Data has been the bedrock of commerce and human activity since the dawn of the Industrial Revolution a couple of centuries ago. Nation-states have captured and collected data for governance, framing public policies, and establishing the rule of law. Private entities have collected data for a better understanding of their consumers to develop, or improve, their products and services. People have leaned on data to make informed decisions. It’s fair to say that without data, the world would have been infinitely bleaker.
The march of technology has produced as much data as it has helped in increasing economic activity and interconnecting the world, which in turn has churned out more data as a by-product. This is a perpetual, self-feeding, cycle, for good or bad. Data, when strung together in a logical sequence, is information. And, in the modern world, information is power. The dawn of the internet, and communication technologies along with the exponential increase in use of computers led to the explosion of data at the turn of the millennium.

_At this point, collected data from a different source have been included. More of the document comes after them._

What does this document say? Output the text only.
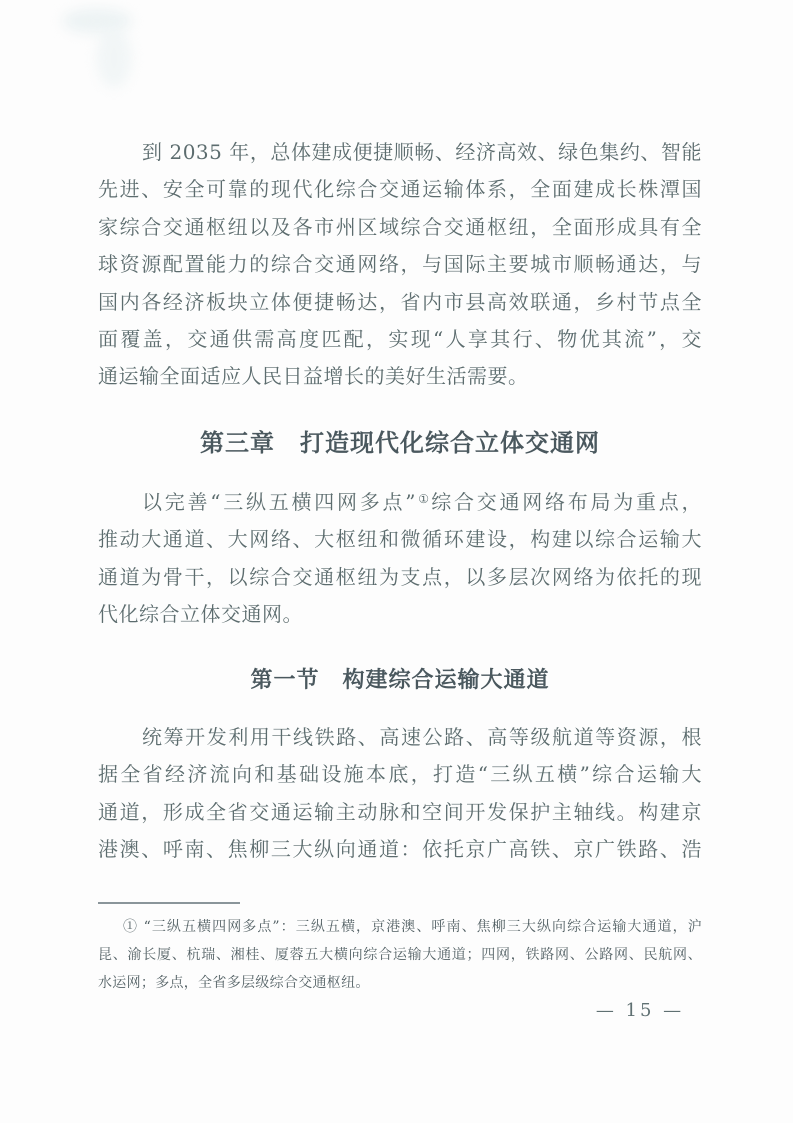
到 2035 年，总体建成便捷顺畅、经济高效、绿色集约、智能
先进、安全可靠的现代化综合交通运输体系，全面建成长株潭国
家综合交通枢纽以及各市州区域综合交通枢纽，全面形成具有全
球资源配置能力的综合交通网络，与国际主要城市顺畅通达，与
国内各经济板块立体便捷畅达，省内市县高效联通，乡村节点全
面覆盖，交通供需高度匹配，实现“人享其行、物优其流”，交
通运输全面适应人民日益增长的美好生活需要。
第三章　打造现代化综合立体交通网
以完善“三纵五横四网多点”①综合交通网络布局为重点，
推动大通道、大网络、大枢纽和微循环建设，构建以综合运输大
通道为骨干，以综合交通枢纽为支点，以多层次网络为依托的现
代化综合立体交通网。
第一节　构建综合运输大通道
统筹开发利用干线铁路、高速公路、高等级航道等资源，根
据全省经济流向和基础设施本底，打造“三纵五横”综合运输大
通道，形成全省交通运输主动脉和空间开发保护主轴线。构建京
港澳、呼南、焦柳三大纵向通道：依托京广高铁、京广铁路、浩
① “三纵五横四网多点”：三纵五横，京港澳、呼南、焦柳三大纵向综合运输大通道，沪
昆、渝长厦、杭瑞、湘桂、厦蓉五大横向综合运输大通道；四网，铁路网、公路网、民航网、
水运网；多点，全省多层级综合交通枢纽。
— 15 —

Today, tech giants such as Google, Facebook, Twitter and Amazon, among others, collect so much data of people around the world that it has led nation-states in Europe to put limits on the extent of data collection and what it is used for. But what do you make of it when the government actively collaborates with the private sector to come up with new, and at times coercive, ways to collect personal data relating to every aspect of its citizens’ lives? When it starts building gigantic, inter-linked databases on behalf of the private sector?
In other words, what do you make of a government that is hell-bent on building a 360-degree profile of every citizen in the country? Well, you are looking at the makings of a surveillance state in the service of ‘surveillance capitalism’, which is euphemistically called the Fourth Industrial Revolution. Surveillance state or surveillance capitalism is exactly what the India Enterprise Architecture intends to achieve as the end result in a few years’ time, ultimately obliterating the division that exists between the executive, the legislature, and the judiciary—the fundamental tenet of democracy.
The cover story, “The Makings of A Digital Panopticon”, strips away the layers, providing deep insight into the Government of India’s unbridled endeavour to build 360-degree profiles of each of its 1.3 billion citizens, and counting. We also shine the spotlight on the quality of public data collected by the government for policymaking, problems with drip irrigation that can be the answer to India’s future water woes, how the ever-increasing digital divide is driving a wedge in Indian society, and the positive role that Community Radio Stations can play in the hinterland of this vast country.